Reese Darragh | January 18, 2012

The Federal Deposit Insurance Corporation approved a proposed rulemaking notice on January 17 to require large insured depository institutions be the subject of an annual capital-adequacy stress tests. The test, as required under a provision in the Dodd-Frank Act will apply to FDIC-insured state non-member banks and FDIC-insured state-chartered savings associations with total assets of more than $10 billion. The agency regulated 23 state non-member banks with total assets of more than $10 billion as of Sept 30 last year.

In a statement, the agency said the tests would provide forward-looking information to assist the FDIC in evaluating the adequacy of capital owned by the banks covered under the rule. “The banks that would be required to conduct the stress tests also are expected to benefit from improved internal assessments of capital adequacy and overall capital planning,” it said in a statement.

Under the proposed rule, the stress test is defined as a process to assess the potential impact of economic and financial conditions of the consolidated earnings, losses and capital of the bank over a set planning horizon. It will take into account of the current bank's condition together with its risks, exposures, strategies, and activities. The proposal further described the content of the reports institutions are required to publish, and the timeline for conducting the tests and producing the reports.

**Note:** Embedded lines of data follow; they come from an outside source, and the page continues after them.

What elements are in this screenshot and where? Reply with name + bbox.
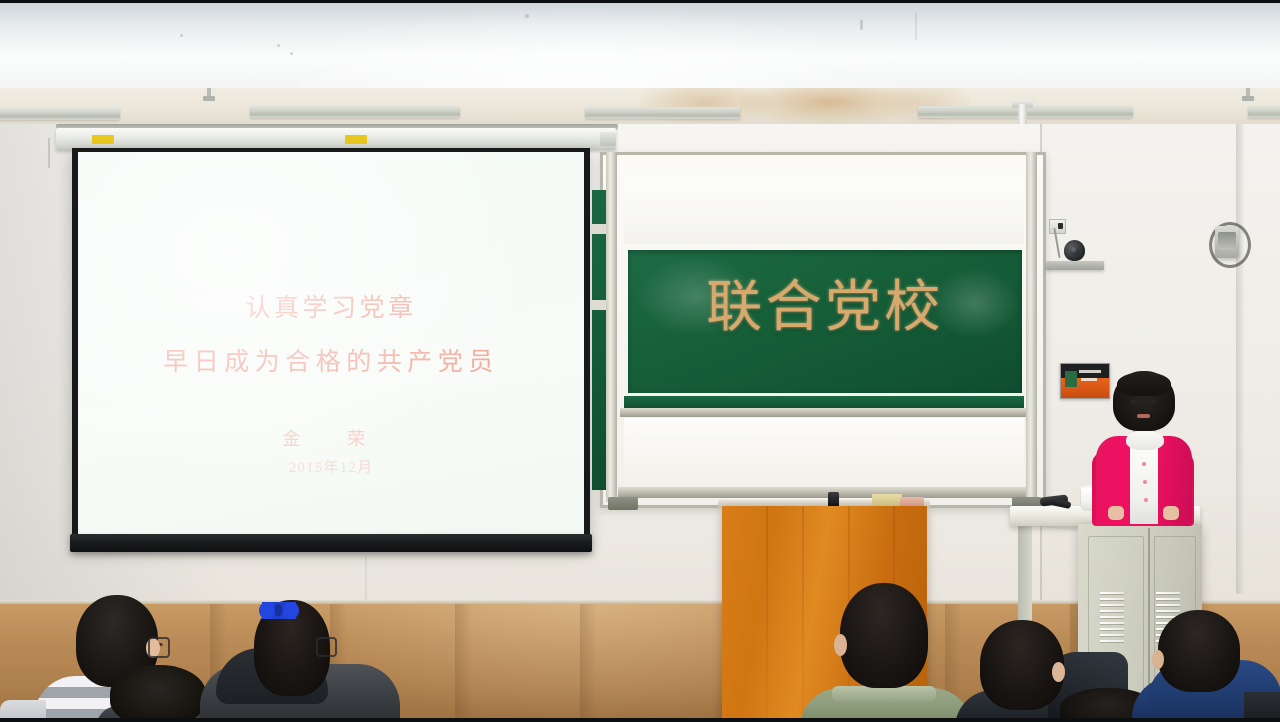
podium-vent-louver bbox=[1100, 592, 1124, 594]
roller-label-sticker bbox=[92, 135, 114, 144]
slide-title-line2: 早日成为合格的共产党员 bbox=[78, 342, 584, 378]
student-4-head bbox=[840, 583, 928, 688]
podium-vent-louver bbox=[1156, 598, 1180, 600]
roller-label-sticker bbox=[345, 135, 367, 144]
lectern-black-device[interactable] bbox=[828, 492, 839, 506]
slide-author: 金 荣 bbox=[78, 425, 584, 451]
board-rail-right bbox=[1026, 152, 1037, 502]
letterbox-top-bar bbox=[0, 0, 1280, 3]
ceiling-mark bbox=[180, 34, 183, 37]
hidden-board-slice bbox=[592, 190, 606, 490]
presenter-turtleneck-collar bbox=[1126, 430, 1164, 450]
board-lower-white-panel bbox=[624, 418, 1024, 486]
podium-vent-louver bbox=[1156, 604, 1180, 606]
board-support-foot bbox=[608, 497, 638, 510]
presenter-bangs bbox=[1117, 372, 1171, 396]
camera-lens-icon bbox=[1070, 246, 1079, 255]
ceiling-light-fixture bbox=[585, 107, 740, 119]
wall-seam bbox=[365, 556, 367, 604]
floor-plank bbox=[580, 604, 675, 722]
chalk-tray-bottom bbox=[618, 487, 1030, 498]
ceiling-hook bbox=[1242, 88, 1254, 102]
lecture-hall-photo: 认真学习党章 早日成为合格的共产党员 金 荣 2015年12月 联合党校 bbox=[0, 0, 1280, 722]
ceiling-mark bbox=[277, 44, 280, 47]
screen-roller-housing[interactable] bbox=[56, 128, 616, 150]
poster-green-area bbox=[1065, 371, 1077, 387]
chalkboard-text: 联合党校 bbox=[628, 262, 1022, 343]
wall-speaker-icon bbox=[1215, 226, 1239, 258]
ceiling-light-glow bbox=[300, 3, 920, 88]
camera-shelf bbox=[1046, 261, 1104, 270]
wall-corner-edge bbox=[1236, 124, 1244, 594]
ceiling-light-fixture bbox=[1248, 106, 1280, 118]
student-1-glasses-lens bbox=[148, 637, 170, 658]
podium-vent-louver bbox=[1100, 640, 1124, 642]
wall-poster bbox=[1060, 363, 1110, 399]
board-slice-gap bbox=[592, 224, 606, 234]
presenter-right-hand bbox=[1163, 506, 1179, 520]
ceiling-mark bbox=[915, 12, 917, 40]
podium-vent-louver bbox=[1100, 598, 1124, 600]
presenter-right-eye bbox=[1150, 400, 1157, 403]
slide-title-line1: 认真学习党章 bbox=[78, 288, 584, 324]
roller-endcap bbox=[600, 132, 616, 146]
presenter-left-eye bbox=[1130, 400, 1137, 403]
roller-pull-cord[interactable] bbox=[48, 138, 50, 168]
poster-text-line bbox=[1081, 378, 1097, 381]
wood-grain-line bbox=[766, 506, 768, 722]
student-3-glasses-lens bbox=[316, 637, 337, 657]
podium-vent-louver bbox=[1100, 634, 1124, 636]
board-lower-green-strip bbox=[624, 396, 1024, 408]
podium-vent-louver bbox=[1156, 610, 1180, 612]
student-4-ear bbox=[834, 634, 847, 656]
presenter-mouth bbox=[1137, 414, 1150, 418]
student-7-head bbox=[1158, 610, 1240, 692]
ceiling-hook bbox=[203, 88, 215, 102]
student-7-ear bbox=[1152, 650, 1164, 669]
camera-wall-plate bbox=[1049, 219, 1066, 234]
podium-vent-louver bbox=[1156, 592, 1180, 594]
board-slice-gap bbox=[592, 300, 606, 310]
student-3-bow-knot bbox=[275, 604, 282, 616]
letterbox-bottom-bar bbox=[0, 718, 1280, 722]
ceiling-mark bbox=[290, 52, 293, 55]
chalk-tray bbox=[620, 408, 1028, 417]
projector-screen-bottom-bar bbox=[70, 534, 592, 552]
podium-vent-louver bbox=[1100, 628, 1124, 630]
student-5-ear bbox=[1052, 662, 1065, 682]
poster-text-line bbox=[1079, 370, 1101, 373]
podium-vent-louver bbox=[1100, 622, 1124, 624]
ceiling-mark bbox=[525, 14, 529, 18]
ceiling-light-fixture bbox=[250, 106, 460, 118]
podium-vent-louver bbox=[1100, 604, 1124, 606]
wood-grain-line bbox=[802, 506, 804, 722]
floor-plank bbox=[455, 604, 550, 722]
cardigan-button bbox=[1143, 480, 1147, 484]
student-4-collar bbox=[832, 686, 936, 702]
slide-date: 2015年12月 bbox=[78, 456, 584, 477]
board-rail-left bbox=[606, 152, 617, 502]
presenter-left-hand bbox=[1108, 506, 1124, 520]
ceiling-light-fixture bbox=[0, 108, 120, 120]
podium-vent-louver bbox=[1100, 610, 1124, 612]
presenter-shirt bbox=[1130, 444, 1158, 524]
cardigan-button bbox=[1144, 498, 1148, 502]
board-upper-white-panel bbox=[624, 176, 1024, 244]
ceiling-mark bbox=[860, 20, 863, 30]
podium-vent-louver bbox=[1100, 616, 1124, 618]
cardigan-button bbox=[1142, 462, 1146, 466]
student-5-head bbox=[980, 620, 1064, 710]
student-2-head bbox=[110, 665, 206, 722]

FDIC Acting Chairman Martin J. Gruenberg said, "Both the FDIC and the institutions being tested will benefit from the forward-looking results that the stress tests will provide. The results will assist in ensuring an institution's financial stability by helping determine whether it has sufficient capital levels to withstand a period of economic stress."

The Dodd-Frank Act requires each primary federal financial regulator, including the FDIC, to issue consistent and comparable stress-testing regulations for financial companies with total consolidated assets of more than $10 billion. In terms of its requirements, the proposed rulemaking notice is substantively similar to a proposal the Federal Reserve published in December 2011.

The FDIC's proposal will be published in the Federal Register with a 60-day public comment period.